WGSS 318
Black Masculinities Spring 2020
Division II Difference, Power, and Equity
Cross-listed AFR 331 / ENGL 375 / AMST 350
This is not the current course catalog

Class Details

In this seminar, we will study the evolution of Black masculinities through cultural, social, and political movements from 20th century to the present. This course engages Black feminist thought, Black masculinities studies, queer theory and performance studies. We will examine the relationship and constitutive nature of masculinity and femininity. By examining representations and presentations of Black masculinities, we will pursue questions such as: How is blackness always already gendered? How is gender always already racialized? What are the effects of these gendering and racializing practices on Black bodies, spaces, and places? How has dominant society attempted to define Black masculinity? In what ways have Black people undermined these narratives and redefined themselves? How do racial stereotypes about Black men¿s sexuality inform representations of Black masculinities? What is the future of Black Gender? We will trouble the relationship between manhood and masculinity by examining the ways in which masculinity can move across various kinds of bodies. In addition to reading critical and creative texts, we will view films and engage other kinds of media. Students will be responsible for 2 short papers and a final project.

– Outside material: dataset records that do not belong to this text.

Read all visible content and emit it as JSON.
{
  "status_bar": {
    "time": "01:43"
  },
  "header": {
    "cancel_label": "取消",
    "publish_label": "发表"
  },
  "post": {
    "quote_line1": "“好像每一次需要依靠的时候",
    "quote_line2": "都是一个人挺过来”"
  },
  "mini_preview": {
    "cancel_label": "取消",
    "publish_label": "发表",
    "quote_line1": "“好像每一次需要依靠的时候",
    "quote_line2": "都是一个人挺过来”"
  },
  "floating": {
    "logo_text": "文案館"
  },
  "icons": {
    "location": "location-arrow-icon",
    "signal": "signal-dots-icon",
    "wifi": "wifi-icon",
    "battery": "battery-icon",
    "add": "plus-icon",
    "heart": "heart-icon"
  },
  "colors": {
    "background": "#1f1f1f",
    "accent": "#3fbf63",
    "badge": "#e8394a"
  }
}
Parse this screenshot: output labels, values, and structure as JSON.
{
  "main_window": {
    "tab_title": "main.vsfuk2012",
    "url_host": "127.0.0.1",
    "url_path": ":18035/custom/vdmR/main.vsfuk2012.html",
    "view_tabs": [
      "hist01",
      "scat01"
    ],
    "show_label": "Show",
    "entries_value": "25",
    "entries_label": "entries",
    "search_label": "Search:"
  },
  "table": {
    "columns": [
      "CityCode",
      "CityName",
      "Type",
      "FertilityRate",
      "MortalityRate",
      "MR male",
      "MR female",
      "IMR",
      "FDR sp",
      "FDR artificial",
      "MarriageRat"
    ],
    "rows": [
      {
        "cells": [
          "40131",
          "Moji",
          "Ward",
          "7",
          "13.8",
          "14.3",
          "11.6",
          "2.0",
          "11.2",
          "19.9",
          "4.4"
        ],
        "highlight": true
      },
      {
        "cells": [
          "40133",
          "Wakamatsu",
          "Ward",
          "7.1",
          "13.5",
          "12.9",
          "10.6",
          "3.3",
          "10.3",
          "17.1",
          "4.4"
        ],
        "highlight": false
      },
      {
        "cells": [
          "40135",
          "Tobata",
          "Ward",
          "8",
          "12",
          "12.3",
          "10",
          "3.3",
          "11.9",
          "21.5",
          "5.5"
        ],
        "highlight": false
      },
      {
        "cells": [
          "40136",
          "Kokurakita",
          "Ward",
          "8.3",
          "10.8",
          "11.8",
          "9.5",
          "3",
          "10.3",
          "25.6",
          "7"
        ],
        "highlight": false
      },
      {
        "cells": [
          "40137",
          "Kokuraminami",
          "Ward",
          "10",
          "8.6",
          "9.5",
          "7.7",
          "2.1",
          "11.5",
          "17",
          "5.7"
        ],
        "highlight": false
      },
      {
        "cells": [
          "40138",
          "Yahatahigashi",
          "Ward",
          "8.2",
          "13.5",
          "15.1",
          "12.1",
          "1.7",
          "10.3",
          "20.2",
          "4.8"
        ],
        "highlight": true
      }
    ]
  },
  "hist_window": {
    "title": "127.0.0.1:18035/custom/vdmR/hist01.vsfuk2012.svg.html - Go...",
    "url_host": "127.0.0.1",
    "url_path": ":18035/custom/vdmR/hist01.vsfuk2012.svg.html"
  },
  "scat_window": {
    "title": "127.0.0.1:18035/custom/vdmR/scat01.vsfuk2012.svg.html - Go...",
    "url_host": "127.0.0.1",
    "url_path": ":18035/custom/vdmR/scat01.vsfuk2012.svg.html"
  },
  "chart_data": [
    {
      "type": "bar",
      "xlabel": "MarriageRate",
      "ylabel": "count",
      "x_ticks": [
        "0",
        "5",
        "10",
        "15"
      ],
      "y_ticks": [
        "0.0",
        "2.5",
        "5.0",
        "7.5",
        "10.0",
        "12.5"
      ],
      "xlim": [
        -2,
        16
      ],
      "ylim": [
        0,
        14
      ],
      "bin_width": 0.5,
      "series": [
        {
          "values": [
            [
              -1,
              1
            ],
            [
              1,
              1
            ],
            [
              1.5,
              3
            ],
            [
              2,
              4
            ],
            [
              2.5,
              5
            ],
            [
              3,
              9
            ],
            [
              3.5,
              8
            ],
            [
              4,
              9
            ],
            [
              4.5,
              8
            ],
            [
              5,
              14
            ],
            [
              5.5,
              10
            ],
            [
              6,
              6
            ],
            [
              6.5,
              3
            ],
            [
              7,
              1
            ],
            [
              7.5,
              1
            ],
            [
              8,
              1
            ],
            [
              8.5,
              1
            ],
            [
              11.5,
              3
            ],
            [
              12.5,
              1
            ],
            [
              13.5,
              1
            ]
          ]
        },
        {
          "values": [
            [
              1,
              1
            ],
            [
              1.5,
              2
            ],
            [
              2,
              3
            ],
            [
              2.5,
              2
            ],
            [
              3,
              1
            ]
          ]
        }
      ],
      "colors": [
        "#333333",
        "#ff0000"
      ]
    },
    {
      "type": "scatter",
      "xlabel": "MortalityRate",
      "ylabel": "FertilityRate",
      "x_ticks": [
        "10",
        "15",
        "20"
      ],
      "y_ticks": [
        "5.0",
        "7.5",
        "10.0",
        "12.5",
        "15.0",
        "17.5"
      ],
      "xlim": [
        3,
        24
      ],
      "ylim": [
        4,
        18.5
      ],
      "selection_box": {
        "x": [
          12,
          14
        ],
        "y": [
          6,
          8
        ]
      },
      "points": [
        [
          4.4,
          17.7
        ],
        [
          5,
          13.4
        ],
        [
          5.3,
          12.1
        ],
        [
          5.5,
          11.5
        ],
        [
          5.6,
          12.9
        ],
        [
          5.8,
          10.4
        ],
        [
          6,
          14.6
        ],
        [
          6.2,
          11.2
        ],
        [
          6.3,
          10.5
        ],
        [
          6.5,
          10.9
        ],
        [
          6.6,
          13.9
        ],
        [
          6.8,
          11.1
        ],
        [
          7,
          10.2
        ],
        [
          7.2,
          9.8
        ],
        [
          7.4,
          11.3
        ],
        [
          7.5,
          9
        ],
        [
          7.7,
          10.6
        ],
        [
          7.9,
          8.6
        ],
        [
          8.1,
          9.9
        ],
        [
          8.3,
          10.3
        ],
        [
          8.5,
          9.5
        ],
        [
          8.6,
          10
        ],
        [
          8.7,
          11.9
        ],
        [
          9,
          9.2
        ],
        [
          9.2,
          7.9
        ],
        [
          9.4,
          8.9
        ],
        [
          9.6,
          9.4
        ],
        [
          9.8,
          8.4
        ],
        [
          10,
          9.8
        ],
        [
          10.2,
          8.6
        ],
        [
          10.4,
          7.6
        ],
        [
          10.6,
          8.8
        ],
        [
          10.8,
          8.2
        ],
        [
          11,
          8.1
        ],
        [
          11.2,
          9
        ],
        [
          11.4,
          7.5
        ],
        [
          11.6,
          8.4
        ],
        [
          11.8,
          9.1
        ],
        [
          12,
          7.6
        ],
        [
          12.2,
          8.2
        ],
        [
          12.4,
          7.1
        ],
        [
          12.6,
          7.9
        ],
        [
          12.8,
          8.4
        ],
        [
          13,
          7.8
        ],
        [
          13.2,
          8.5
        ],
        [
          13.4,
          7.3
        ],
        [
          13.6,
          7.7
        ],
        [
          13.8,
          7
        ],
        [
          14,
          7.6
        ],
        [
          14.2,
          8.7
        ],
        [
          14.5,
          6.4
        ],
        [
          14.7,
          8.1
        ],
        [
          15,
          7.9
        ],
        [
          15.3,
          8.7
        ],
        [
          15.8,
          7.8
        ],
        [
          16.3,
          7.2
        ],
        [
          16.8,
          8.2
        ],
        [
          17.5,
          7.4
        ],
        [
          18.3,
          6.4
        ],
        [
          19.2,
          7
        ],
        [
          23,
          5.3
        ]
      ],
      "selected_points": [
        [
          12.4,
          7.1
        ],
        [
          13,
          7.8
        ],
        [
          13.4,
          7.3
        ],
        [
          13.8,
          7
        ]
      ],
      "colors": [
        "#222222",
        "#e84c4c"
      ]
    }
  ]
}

The Class: Format: seminar
Limit: 19
Expected: 14
Class#: 4089
Grading: yes pass/fail option, yes fifth course option
Requirements/Evaluation: students will be responsible for 2 short papers and a final project
Prerequisites: none
Enrollment Preferences: WGSS Majors will get preference, then Juniors and Seniors
Distributions: Division II Difference, Power, and Equity
Notes: This course is cross-listed and the prefixes carry the following divisional credit:
AFR 331 Division II ENGL 375 Division I AMST 350 Division II WGSS 318 Division II
DPE Notes: This course engages content and materials that explore various forms of difference, power, and equity, along with facilitating the development of skills that will help students address the implications of said forms. This course considers current examples and historical examples of Black masculinity. This course fosters difficult conversations about how difference works and has worked, how identities and power relationships have been grounded in lived experience.